„Afrikas Metropolen sind Orte des Nation-Buildings,“ so Simon Bekker, Soziologe an der Universität Stellenbosch, der als Mitautor die Thesen des Buchs „Capital Cities in Africa: Power and Powerlessness“ vorstellte. „Hier in den Metropolen baut die Staatsmacht nach ihren Vorstellungen an der Nation, an der Vereinigung unter bestimmten ideologischen Vorzeichen und hier zeigen sich auch die Brüche in diesen nationalen Projekten.“
Die verschiedenen Phasen des Nation-Buildings finden sich in der städtischen Struktur afrikanischer Metropolen wieder. Kolonialismus und Postkolonialismus sowie Phasen ideologischen Wandels lassen sich an Städte-, Plätze- und Straßennamen sowie Gebäude und Monumente ablesen. In Abuja, Nigerias Hauptstadt, zeigen sich die ideologische Wechsel bis heute, wenn man vonder Queen Elizabeth Street in die Wladimir Lenin Straße biegt.
Südafrikas alte und neue Hauptstadt Pretoria, benannt vom weißen Vortrekker Andries Pretorius, der seinen Vater mit der Bennenung der Stadt ehren wollte, ist heute in der Metropolregion Tshwane aufgegangen. Das neue Südafrika hat sich hier in der alten Hauptstadt mit dem Freedom Park ein neues nationales Denkmal gegeben. Genau gegenüber dem Vortrekker-Denkmal, wichtigster Ort des Apartheidregimes, gedenkt und erzählt die ANC-Regierung der Nation von den Kämpfen auf dem Weg in ein freies und demokratisches Südafrika.
Neue Erzählungen schreiben aber nicht nur der Nationalstaat, sondern auch der Weltmarkt. Johannesburgs Stadtentwicklungspolitik, so Margot Rubin, ist nicht zu verstehen, ohne die globale Konkurrenz der Städte um Investoren. Eine „African World Class City“ will Johannesburg sein, so Rubin.
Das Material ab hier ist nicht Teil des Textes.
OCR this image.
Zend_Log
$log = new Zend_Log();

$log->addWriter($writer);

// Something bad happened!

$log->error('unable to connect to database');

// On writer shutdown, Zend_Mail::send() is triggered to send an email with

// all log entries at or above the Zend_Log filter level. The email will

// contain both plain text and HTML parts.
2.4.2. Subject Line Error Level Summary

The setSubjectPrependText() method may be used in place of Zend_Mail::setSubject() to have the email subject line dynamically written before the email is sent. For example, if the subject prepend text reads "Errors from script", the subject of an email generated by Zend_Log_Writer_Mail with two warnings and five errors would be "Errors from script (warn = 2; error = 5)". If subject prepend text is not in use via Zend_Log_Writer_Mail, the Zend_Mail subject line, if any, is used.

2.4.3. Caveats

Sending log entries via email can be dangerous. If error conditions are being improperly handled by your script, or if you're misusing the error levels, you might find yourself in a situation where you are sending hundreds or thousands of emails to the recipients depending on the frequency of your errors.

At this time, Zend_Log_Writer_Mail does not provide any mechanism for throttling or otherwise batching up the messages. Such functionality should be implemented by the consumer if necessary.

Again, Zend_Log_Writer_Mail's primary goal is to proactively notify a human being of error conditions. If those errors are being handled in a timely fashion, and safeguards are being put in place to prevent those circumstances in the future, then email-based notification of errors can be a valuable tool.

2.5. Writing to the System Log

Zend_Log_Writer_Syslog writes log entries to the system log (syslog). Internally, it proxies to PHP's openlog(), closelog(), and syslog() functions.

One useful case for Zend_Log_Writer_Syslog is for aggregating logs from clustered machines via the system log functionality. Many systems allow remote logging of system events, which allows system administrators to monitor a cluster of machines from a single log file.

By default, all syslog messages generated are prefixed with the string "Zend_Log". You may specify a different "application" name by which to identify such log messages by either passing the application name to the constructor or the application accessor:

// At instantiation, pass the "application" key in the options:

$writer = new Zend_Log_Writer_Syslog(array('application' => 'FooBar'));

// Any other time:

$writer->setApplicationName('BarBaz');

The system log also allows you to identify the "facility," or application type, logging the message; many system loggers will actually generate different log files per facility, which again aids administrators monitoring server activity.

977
Dabei kommen die Belange vieler einfacher Bewohner der Stadt, die etwa bezahlbaren Wohnraum und einen sicheren öffentlichen Verkehr brauchen, zu kurz.
Neben Orten des Nation-Buildings sind Afrikas Metropolen aber auch Orte der Machtlosigkeit, denn Afrikas (Stadt)-Regierungen, die mit Macht an ihren nationalen Erzählungen schreiben, erscheinen mit den wuchernden Metropolen wegen einer rasant wachsenden Bevölkerung weitgehend überfordert. „Macht über die Verhältnisse haben die Regierungen Afrikas nicht“, so Bekker.
Hilflos stehen die Regierungen dem Wachstum der Städte gegenüber. 400 Millionen Menschen, knapp 40 Prozent der Bevölkerung Afrikas, leben in Afrikas Städten. Jedes Jahr wächst Afrikas Stadtbevölkerung um 3,4 Prozent oder 13,5 Millionen Mensschen. Dem UN-Bericht »The State of African Cities 2010« zufolge wird sich die Zahl der Menschen in Afrikas Städten in den kommenden 40 Jahren verdreifachen. Dann könnten 60 Prozent der Bevölkerung oder 1,23 Milliarden Menschen dort wohnen.
Zu den fünf größten Städten südlich der Sahara werden 2020 Lagos (14,2 Millionen Einwohner), Kinshasa (12,8), Luanda (7,1 Millionen), Abidjan (5,5) und Nairobi (5,2) zählen. Die Stadt mit dem schnellsten Wachstum ist momentan Ouagadougou in Burkina Faso. Dort soll die Bevölkerung von heute 1,9 Millionen auf 3,4 Millionen anwachsen.